Kennedy's power was most dramatically demonstrated during the prescription drug debate when his mere act of setting up an easel with charts, in preparation for a filibuster, impelled Republicans to immediately drop demands for means-testing. He is the strategic and operational force behind the Democratic assault on President Bush's judicial nominations. He is behind incessant browbeating of Bush on education. He pursues a wide-ranging agenda of liberal issues--including hate crimes and minimum wage legislation.
That collided with plans of Sen. Richard Lugar, taking over as chairman of the Senate Foreign Relations Committee, to pass a foreign aid authorization for the first time since 1985. Instead of letting appropriators continue to dole out the money without guidelines, Lugar wanted the committee most familiar with foreign policy to set the parameters for aid. Senate Majority Leader Bill Frist totally agreed. With Bush calling for more foreign aid authorization in fighting the war against terrorism, the bill became a Republican priority.

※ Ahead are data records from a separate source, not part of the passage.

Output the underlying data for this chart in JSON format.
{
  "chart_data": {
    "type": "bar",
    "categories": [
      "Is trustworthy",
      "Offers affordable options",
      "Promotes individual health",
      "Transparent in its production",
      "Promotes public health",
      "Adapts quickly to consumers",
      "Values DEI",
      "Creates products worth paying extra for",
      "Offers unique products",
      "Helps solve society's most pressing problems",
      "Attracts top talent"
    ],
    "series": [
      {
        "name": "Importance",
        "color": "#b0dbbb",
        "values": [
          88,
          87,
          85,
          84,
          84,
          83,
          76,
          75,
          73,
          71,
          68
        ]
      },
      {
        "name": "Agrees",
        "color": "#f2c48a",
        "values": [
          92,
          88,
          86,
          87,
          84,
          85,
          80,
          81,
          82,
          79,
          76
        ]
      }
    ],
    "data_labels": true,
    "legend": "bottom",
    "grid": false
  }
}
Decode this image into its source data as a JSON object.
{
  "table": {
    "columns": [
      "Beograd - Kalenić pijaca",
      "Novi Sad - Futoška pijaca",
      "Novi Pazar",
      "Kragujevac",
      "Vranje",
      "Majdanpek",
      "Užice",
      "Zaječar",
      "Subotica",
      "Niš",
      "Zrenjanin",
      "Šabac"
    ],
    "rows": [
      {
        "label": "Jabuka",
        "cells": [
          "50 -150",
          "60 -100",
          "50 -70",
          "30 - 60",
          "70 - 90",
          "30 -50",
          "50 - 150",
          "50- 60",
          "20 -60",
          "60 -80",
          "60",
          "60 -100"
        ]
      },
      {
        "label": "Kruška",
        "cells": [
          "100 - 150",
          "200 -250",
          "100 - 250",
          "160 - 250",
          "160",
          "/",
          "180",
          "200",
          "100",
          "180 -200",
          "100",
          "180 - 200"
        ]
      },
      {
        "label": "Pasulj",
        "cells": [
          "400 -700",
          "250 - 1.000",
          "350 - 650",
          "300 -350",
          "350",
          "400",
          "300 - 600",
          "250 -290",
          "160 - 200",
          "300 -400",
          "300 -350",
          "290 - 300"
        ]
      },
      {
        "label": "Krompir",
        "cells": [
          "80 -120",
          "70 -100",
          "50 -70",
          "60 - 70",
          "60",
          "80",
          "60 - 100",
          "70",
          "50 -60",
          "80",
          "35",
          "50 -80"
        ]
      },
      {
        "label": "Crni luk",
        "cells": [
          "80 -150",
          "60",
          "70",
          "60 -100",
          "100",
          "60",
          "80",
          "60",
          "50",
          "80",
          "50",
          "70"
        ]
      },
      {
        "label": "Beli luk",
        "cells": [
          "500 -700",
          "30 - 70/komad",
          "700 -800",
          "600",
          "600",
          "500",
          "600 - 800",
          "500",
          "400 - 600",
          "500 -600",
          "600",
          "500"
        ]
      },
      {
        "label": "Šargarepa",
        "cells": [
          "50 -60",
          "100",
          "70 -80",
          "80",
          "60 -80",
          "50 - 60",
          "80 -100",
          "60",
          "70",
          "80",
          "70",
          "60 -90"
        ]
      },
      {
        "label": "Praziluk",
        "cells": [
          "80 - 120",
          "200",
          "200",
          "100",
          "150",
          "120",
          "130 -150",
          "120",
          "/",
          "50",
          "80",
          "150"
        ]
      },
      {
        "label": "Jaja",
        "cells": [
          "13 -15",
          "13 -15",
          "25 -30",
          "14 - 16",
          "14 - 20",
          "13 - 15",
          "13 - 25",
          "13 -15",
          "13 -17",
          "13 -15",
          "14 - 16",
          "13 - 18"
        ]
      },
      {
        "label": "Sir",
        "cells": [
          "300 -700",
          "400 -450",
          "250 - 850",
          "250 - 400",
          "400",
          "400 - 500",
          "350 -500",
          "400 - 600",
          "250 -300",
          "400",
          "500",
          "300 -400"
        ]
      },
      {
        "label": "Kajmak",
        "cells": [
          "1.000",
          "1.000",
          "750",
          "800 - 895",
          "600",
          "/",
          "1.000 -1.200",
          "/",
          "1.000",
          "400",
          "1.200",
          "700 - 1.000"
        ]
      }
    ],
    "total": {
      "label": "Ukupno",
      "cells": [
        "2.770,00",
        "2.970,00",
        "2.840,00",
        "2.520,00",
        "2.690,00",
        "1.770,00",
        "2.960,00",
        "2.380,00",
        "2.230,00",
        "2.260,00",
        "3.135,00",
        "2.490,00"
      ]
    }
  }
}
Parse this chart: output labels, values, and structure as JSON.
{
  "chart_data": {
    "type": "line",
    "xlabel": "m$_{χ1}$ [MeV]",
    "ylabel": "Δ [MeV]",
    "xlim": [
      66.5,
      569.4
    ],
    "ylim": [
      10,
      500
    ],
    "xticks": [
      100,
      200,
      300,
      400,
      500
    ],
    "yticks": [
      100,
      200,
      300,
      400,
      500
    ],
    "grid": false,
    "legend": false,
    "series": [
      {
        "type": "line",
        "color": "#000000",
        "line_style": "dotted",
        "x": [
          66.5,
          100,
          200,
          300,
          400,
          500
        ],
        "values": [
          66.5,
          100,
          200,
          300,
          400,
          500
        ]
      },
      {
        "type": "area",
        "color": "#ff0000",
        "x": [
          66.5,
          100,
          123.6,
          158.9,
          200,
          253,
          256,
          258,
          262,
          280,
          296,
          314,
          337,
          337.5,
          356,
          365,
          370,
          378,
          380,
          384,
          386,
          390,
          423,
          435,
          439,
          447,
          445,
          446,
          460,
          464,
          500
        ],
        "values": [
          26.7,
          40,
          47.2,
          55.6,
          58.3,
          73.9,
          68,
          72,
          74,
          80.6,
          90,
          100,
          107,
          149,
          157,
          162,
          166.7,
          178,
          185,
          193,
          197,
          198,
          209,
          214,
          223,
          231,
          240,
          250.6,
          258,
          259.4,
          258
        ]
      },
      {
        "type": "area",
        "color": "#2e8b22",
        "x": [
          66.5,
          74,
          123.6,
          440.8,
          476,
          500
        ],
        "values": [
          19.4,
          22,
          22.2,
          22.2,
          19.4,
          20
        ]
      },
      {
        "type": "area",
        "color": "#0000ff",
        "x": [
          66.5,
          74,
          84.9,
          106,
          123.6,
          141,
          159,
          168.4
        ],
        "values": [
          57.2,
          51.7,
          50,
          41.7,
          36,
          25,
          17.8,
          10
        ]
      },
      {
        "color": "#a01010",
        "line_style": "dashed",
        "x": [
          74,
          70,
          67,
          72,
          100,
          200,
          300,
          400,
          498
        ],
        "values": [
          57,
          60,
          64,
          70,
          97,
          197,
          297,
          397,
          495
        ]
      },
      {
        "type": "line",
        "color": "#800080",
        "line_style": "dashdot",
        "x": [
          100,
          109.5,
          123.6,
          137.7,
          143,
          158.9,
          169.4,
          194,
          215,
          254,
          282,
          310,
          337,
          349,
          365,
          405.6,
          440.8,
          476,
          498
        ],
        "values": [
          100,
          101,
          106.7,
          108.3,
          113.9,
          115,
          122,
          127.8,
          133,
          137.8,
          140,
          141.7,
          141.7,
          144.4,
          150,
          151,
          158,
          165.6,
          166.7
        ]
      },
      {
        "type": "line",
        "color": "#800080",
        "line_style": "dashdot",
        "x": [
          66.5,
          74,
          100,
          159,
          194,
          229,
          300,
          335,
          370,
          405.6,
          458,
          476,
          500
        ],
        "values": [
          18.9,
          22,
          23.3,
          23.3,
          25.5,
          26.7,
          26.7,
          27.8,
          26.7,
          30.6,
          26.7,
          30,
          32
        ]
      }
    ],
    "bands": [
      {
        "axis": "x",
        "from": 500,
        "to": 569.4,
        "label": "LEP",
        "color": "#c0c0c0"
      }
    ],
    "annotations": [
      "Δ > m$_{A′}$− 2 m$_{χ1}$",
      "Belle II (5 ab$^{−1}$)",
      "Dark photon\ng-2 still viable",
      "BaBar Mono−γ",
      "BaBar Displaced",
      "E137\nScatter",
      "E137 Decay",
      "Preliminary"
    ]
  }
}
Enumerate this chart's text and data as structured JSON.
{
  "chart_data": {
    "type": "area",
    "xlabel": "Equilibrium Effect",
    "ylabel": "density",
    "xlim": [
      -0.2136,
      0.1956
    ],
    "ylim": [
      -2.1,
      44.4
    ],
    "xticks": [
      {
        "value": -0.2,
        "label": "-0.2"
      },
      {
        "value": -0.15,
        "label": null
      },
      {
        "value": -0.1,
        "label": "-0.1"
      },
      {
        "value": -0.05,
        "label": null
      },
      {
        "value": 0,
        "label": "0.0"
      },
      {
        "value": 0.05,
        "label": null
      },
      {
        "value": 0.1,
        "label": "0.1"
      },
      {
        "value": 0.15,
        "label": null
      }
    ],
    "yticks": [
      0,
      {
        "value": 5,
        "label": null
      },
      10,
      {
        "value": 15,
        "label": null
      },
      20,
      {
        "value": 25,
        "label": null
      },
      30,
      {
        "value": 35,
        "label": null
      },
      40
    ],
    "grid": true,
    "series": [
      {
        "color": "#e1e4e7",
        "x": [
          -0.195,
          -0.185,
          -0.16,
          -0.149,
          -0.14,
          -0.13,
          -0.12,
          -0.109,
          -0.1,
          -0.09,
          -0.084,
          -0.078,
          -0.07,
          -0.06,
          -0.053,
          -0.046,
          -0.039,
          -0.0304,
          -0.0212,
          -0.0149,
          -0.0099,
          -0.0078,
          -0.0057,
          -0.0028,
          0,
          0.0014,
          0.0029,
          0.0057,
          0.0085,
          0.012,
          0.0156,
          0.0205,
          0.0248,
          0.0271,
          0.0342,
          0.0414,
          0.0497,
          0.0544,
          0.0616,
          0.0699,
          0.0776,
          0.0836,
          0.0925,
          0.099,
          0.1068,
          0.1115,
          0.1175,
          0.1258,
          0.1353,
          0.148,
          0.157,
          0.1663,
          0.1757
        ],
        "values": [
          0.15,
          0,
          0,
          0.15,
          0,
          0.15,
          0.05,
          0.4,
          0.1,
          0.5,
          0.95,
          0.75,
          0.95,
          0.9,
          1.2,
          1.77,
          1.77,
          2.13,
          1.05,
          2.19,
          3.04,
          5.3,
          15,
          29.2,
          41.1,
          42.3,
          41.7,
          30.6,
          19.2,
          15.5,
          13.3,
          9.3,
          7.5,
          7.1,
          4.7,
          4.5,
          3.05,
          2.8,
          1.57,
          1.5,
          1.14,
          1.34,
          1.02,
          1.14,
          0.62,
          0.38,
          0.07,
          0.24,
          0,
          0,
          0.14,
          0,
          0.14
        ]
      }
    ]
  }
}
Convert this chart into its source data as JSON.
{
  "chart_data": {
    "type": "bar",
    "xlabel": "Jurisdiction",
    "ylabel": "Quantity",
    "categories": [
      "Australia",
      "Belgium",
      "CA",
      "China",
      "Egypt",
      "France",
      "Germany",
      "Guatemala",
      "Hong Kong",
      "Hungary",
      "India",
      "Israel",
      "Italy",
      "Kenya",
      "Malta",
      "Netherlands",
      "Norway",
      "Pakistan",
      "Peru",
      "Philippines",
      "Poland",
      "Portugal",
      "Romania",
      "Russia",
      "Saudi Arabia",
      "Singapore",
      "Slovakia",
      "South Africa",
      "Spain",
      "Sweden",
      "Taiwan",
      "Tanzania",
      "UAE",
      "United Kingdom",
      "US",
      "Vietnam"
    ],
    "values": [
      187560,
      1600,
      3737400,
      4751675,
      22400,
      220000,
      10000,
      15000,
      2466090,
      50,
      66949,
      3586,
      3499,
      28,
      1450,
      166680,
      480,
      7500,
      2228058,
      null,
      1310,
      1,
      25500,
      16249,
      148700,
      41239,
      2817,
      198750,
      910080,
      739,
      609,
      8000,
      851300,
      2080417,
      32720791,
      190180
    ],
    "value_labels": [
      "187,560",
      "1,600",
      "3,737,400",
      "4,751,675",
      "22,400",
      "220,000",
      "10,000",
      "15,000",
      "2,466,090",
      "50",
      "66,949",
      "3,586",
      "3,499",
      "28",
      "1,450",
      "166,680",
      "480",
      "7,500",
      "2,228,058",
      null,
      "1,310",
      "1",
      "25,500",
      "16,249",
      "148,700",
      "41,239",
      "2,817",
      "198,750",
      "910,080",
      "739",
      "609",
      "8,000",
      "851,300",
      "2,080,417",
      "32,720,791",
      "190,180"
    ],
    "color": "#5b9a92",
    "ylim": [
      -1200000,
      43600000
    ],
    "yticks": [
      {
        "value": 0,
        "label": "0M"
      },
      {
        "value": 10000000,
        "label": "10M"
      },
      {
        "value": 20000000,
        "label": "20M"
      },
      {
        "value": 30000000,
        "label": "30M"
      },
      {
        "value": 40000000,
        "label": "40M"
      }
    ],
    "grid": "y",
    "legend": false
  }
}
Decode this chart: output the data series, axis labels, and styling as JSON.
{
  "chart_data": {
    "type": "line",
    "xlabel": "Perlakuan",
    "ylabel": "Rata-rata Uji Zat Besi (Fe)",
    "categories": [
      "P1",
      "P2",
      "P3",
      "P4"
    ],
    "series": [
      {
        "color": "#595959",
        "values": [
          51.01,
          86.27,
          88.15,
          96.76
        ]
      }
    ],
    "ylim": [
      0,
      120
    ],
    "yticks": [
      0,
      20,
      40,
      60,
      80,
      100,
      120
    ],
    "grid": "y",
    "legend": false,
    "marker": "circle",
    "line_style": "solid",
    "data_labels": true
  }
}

It was until Kennedy stepped in. High on his legislative list is the bill to extend federal jurisdiction to crimes committed because of the victim's gender, sexual orientation or physical disability--hate crimes. Vigorously pushed by the homosexual lobby, the measure has become a pillar of Democratic orthodoxy.
Philosophically, Republicans oppose it as an unnecessary new category of crime that extends the grasp of the federal government. But many GOP senators were unwilling to appear to be voting against outlawing hate crimes, much less to speak out against it. Frist cannot find a majority against the Kennedy bill. Indeed, it is now the Kennedy-Smith bill, co-sponsored by Republican Sen. Gordon Smith of Oregon.
Following his caucus' wishes, Frist would not bring the Kennedy-Smith bill to the floor. Counter-move by Kennedy: attach hate crimes to the foreign aid bill. Counter-move by Frist: take the bill off the Senate floor.
Kennedy's minimum wage increase is another measure Republicans think unwise. Although they believe it will lose jobs, they fear the political consequences of voting against it or debating it. So, it too is in limbo.
The problem with the Senate Republicans is that they seem embarrassed to stand up for their principles, to say hate crimes legislation is political demagoguery and another minimum wage increase is bad economics. That's why they are having such difficulty in the majority, and that's why it seems more like Ted Kennedy's Senate than Bill Frist's.